I remember no road rails and the death depth off the cliffs
we motored along.
I remember speed in a parched Chevy clunker that could not have sped,
and bench seats, and no buckles, and bare thighs peeling off faux leather
at every hairpin. Every elevated canyon mile was a feat
but a breath of less slickened air too, less cog and fume —
a winding away from
the wavering, sea-leg steam off blinding sidewalks,
infinite sidewalks and other shoeless kids
kicking rusted palm leaves outside infinite apartment complexes. Away from
our corner
of the valley of concrete corners, of
no evidence of valley besides boulders stacked in the distance of every vista.
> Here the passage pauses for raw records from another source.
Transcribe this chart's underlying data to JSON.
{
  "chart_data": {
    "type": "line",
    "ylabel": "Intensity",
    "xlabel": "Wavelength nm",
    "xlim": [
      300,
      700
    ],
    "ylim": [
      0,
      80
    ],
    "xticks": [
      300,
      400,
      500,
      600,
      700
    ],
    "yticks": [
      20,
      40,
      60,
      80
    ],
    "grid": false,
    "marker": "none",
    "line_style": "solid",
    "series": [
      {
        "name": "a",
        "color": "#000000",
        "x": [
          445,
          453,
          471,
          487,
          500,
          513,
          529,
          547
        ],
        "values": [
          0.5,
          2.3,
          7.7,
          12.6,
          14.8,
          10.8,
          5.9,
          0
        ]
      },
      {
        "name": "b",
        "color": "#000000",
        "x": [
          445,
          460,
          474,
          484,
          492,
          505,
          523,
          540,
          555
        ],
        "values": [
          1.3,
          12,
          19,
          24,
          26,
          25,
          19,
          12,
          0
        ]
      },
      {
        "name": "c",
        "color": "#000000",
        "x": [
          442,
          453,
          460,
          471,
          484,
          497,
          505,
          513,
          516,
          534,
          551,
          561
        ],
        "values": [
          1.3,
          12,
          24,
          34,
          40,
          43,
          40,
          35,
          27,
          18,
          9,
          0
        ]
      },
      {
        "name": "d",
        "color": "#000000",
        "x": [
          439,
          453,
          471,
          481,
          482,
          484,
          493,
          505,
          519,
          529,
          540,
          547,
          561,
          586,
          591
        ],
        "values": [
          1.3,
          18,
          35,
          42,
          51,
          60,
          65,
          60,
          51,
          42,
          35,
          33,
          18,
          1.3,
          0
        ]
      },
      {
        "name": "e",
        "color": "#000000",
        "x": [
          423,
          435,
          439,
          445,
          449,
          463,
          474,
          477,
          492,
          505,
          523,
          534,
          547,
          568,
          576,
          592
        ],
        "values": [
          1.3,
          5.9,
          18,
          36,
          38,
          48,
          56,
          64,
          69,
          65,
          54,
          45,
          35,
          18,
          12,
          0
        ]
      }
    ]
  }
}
The driver was a stranger, was my mother after my whole life had passed
with stranger after stranger,
was my mother after seven years, and me at seven years
with her driving that snuff-colored Nova from her blinding valley not a valley —
through Laurel, Topanga, Malibu
canyons all the way to some fantastic, to her beloved
blue — eucalyptus
choking local growth the whole trek. And the cooling air as we efforted west,
and the jolt of a castle, The Castle,
in a distant crook of a range that hid the slate of the ocean,
made me want to stop moving
but not stop here. I remember hoping
to find hermit crabs the size of the mole on my right side chin.
And if I tethered them to a stick they’d line up by mass and trade shells, find homes
that fit. And there’d be one left without, one torn out. A book said
a scientist leaned into wet sand, watched a torn crab die
in the beak of a gull. I can’t remember if I saw that death or read it. I remember
watching a wrong castle tucked into a wrong mountain notch on the chin of the sky,
like the hermit mole on my chin
if my face were the sky. “It’s a beauty mark,”
my mother had said, “Don’t pick at it.” I eyed that smoking stranger at the wheel
and dug my nail in
as the Pacific swelled into view that first time.